El primero en aparecer en este universo interior era Torrente, la Pulsión. Imposiblemente veloz y lleno de energía, Torrente era como un río caudaloso que nunca se detenía. Siempre llevaba a Lúa a moverse, a actuar, a querer y descubrir sin parar. Torrente jamás se cansaba; era la energía constante que la impulsaba a correr cuando veía un perro, a dibujar cuando tenía colores en las manos, a preguntar cuando tenía dudas. “¡Vamos, Lúa, vamos! –decía Torrente con voz vibrante–, el mundo está lleno de sorpresas y tú debes explotarlas todas.” Torrente era importante, porque sin él, nada cambiaría, nada se movería, y Lúa se quedaría quieta sin ganas ni fuerzas.

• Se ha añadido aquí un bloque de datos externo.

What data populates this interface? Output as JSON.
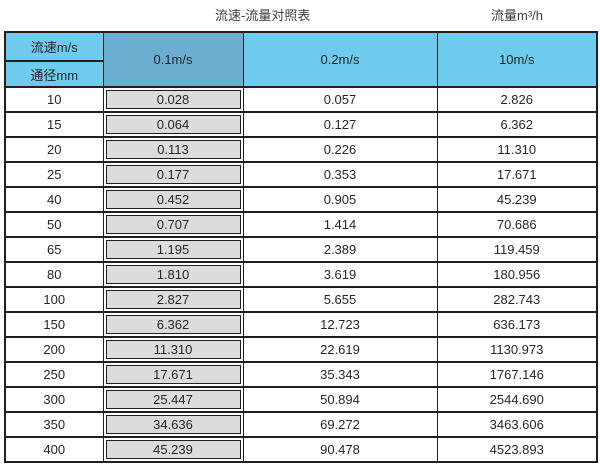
{
  "titles": {
    "main": "流速-流量对照表",
    "unit": "流量m³/h"
  },
  "table": {
    "corner": {
      "top": "流速m/s",
      "bottom": "通径mm"
    },
    "columns": [
      "0.1m/s",
      "0.2m/s",
      "10m/s"
    ],
    "rows": [
      {
        "dn": "10",
        "values": [
          "0.028",
          "0.057",
          "2.826"
        ]
      },
      {
        "dn": "15",
        "values": [
          "0.064",
          "0.127",
          "6.362"
        ]
      },
      {
        "dn": "20",
        "values": [
          "0.113",
          "0.226",
          "11.310"
        ]
      },
      {
        "dn": "25",
        "values": [
          "0.177",
          "0.353",
          "17.671"
        ]
      },
      {
        "dn": "40",
        "values": [
          "0.452",
          "0.905",
          "45.239"
        ]
      },
      {
        "dn": "50",
        "values": [
          "0.707",
          "1.414",
          "70.686"
        ]
      },
      {
        "dn": "65",
        "values": [
          "1.195",
          "2.389",
          "119.459"
        ]
      },
      {
        "dn": "80",
        "values": [
          "1.810",
          "3.619",
          "180.956"
        ]
      },
      {
        "dn": "100",
        "values": [
          "2.827",
          "5.655",
          "282.743"
        ]
      },
      {
        "dn": "150",
        "values": [
          "6.362",
          "12.723",
          "636.173"
        ]
      },
      {
        "dn": "200",
        "values": [
          "11.310",
          "22.619",
          "1130.973"
        ]
      },
      {
        "dn": "250",
        "values": [
          "17.671",
          "35.343",
          "1767.146"
        ]
      },
      {
        "dn": "300",
        "values": [
          "25.447",
          "50.894",
          "2544.690"
        ]
      },
      {
        "dn": "350",
        "values": [
          "34.636",
          "69.272",
          "3463.606"
        ]
      },
      {
        "dn": "400",
        "values": [
          "45.239",
          "90.478",
          "4523.893"
        ]
      }
    ]
  },
  "colors": {
    "header_blue": "#6dcbee",
    "highlight_header_blue": "#6aafd0",
    "highlight_cell_gray": "#dcdcdc",
    "border": "#1f1f1f",
    "text": "#262626"
  }
}
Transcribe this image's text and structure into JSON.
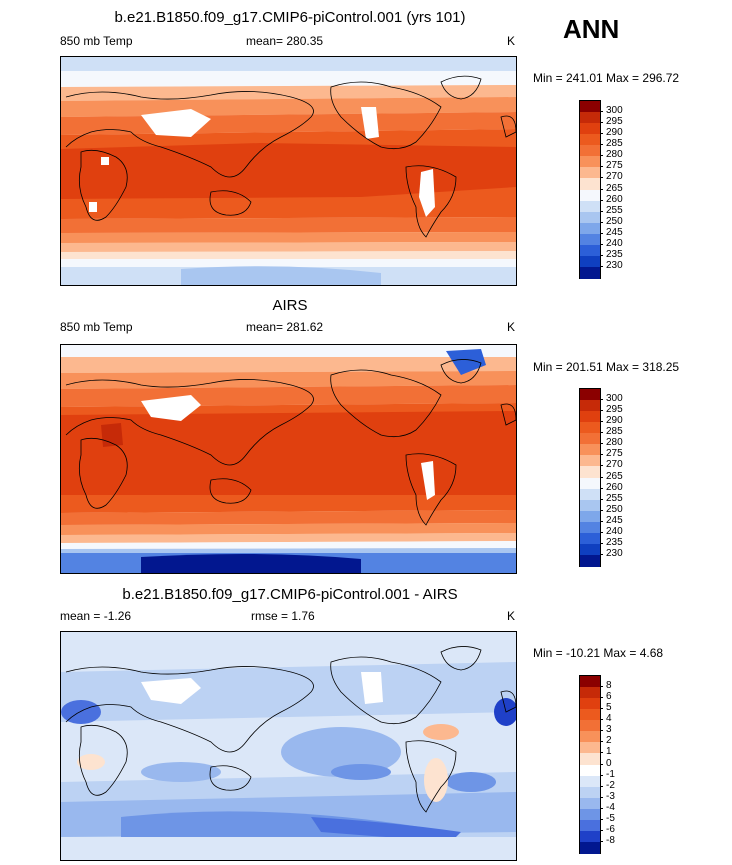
{
  "season": "ANN",
  "panels": [
    {
      "title": "b.e21.B1850.f09_g17.CMIP6-piControl.001 (yrs 101)",
      "left_label": "850 mb Temp",
      "center_label": "mean= 280.35",
      "units": "K",
      "minmax": "Min = 241.01 Max = 296.72",
      "levels": [
        "300",
        "295",
        "290",
        "285",
        "280",
        "275",
        "270",
        "265",
        "260",
        "255",
        "250",
        "245",
        "240",
        "235",
        "230"
      ]
    },
    {
      "title": "AIRS",
      "left_label": "850 mb Temp",
      "center_label": "mean= 281.62",
      "units": "K",
      "minmax": "Min = 201.51 Max = 318.25",
      "levels": [
        "300",
        "295",
        "290",
        "285",
        "280",
        "275",
        "270",
        "265",
        "260",
        "255",
        "250",
        "245",
        "240",
        "235",
        "230"
      ]
    },
    {
      "title": "b.e21.B1850.f09_g17.CMIP6-piControl.001 - AIRS",
      "left_label": "mean =  -1.26",
      "center_label": "rmse =   1.76",
      "units": "K",
      "minmax": "Min = -10.21 Max =   4.68",
      "levels": [
        "8",
        "6",
        "5",
        "4",
        "3",
        "2",
        "1",
        "0",
        "-1",
        "-2",
        "-3",
        "-4",
        "-5",
        "-6",
        "-8"
      ]
    }
  ],
  "colors": {
    "abs_scale": [
      "#8b0000",
      "#c62a08",
      "#e0400f",
      "#ec5a1e",
      "#f27036",
      "#f8915a",
      "#fcb88f",
      "#fde3d0",
      "#f5f8fd",
      "#cfe0f6",
      "#a9c6f0",
      "#7ea7ea",
      "#5383e2",
      "#2c5fd8",
      "#0f3fc0",
      "#02178f"
    ],
    "diff_scale": [
      "#8b0000",
      "#c62a08",
      "#e0400f",
      "#ec5a1e",
      "#f27036",
      "#f8915a",
      "#fcb88f",
      "#fde3d0",
      "#ffffff",
      "#dbe7f8",
      "#bcd2f3",
      "#99b8ee",
      "#6e95e6",
      "#4a70de",
      "#1f40c8",
      "#02178f"
    ]
  }
}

Pero Torrente no caminaba solo. Siempre lo acompañaban otros cuatro amigos que representaban cosas que Lúa necesitaba para lograr lo que quería: Esfuerzo, Fuente, Objeto y Meta. Esfuerzo era un personaje silencioso pero muy firme, con músculos fuertes aunque no demasiado grandes. Él le recordaba a Lúa que ni siquiera la energía de Torrente era suficiente sin querer esforzarse, intentarlo una y otra vez, sin rendirse cuando las cosas se ponían difíciles. “Cada paso cuenta,” le repetía con voz calma, “aunque te canses, sigue, porque el logro está cerca.”

Fuente, por otro lado, era un manantial claro y refrescante. No era una persona, sino un lugar –un surtidor de ideas, de fuerza– al que siempre podía volver para renovarse. Cuando Lúa se sentía agotada o triste, Fuente aparecía con agua cristalina para saciar su sed y darle ánimo. “Aquí tienes lo que necesitas,” susurraba, “bebiendo un poco de esta agua, todo será un poco más fácil.”

El Objeto, sin embargo, era una figura misteriosa, cambiante, que simbolizaba aquello que Lúa deseaba alcanzar. A veces era un juguete brillante, otras un abrazo cálido, o una palabra amable de un amigo. Representaba las cosas que podían hacer feliz a Lúa, las pequeñas o grandes recompensas que animaban a Torrente y a Esfuerzo a seguir adelante.

Y luego estaba Meta. Meta era la más especial de todos, aunque no siempre la más visible. Ella era la Satisfacción, el destino hacia donde todos los esfuerzos y energías se dirigían. Meta no apuraba ni demandaba, esperaba pacientemente y recibía con una sonrisa luminosa cada vez que Lúa lograba algo, por pequeño que fuera. “Llegaste,” decía dulce y tranquila, “disfruta de este momento que tú misma construiste.”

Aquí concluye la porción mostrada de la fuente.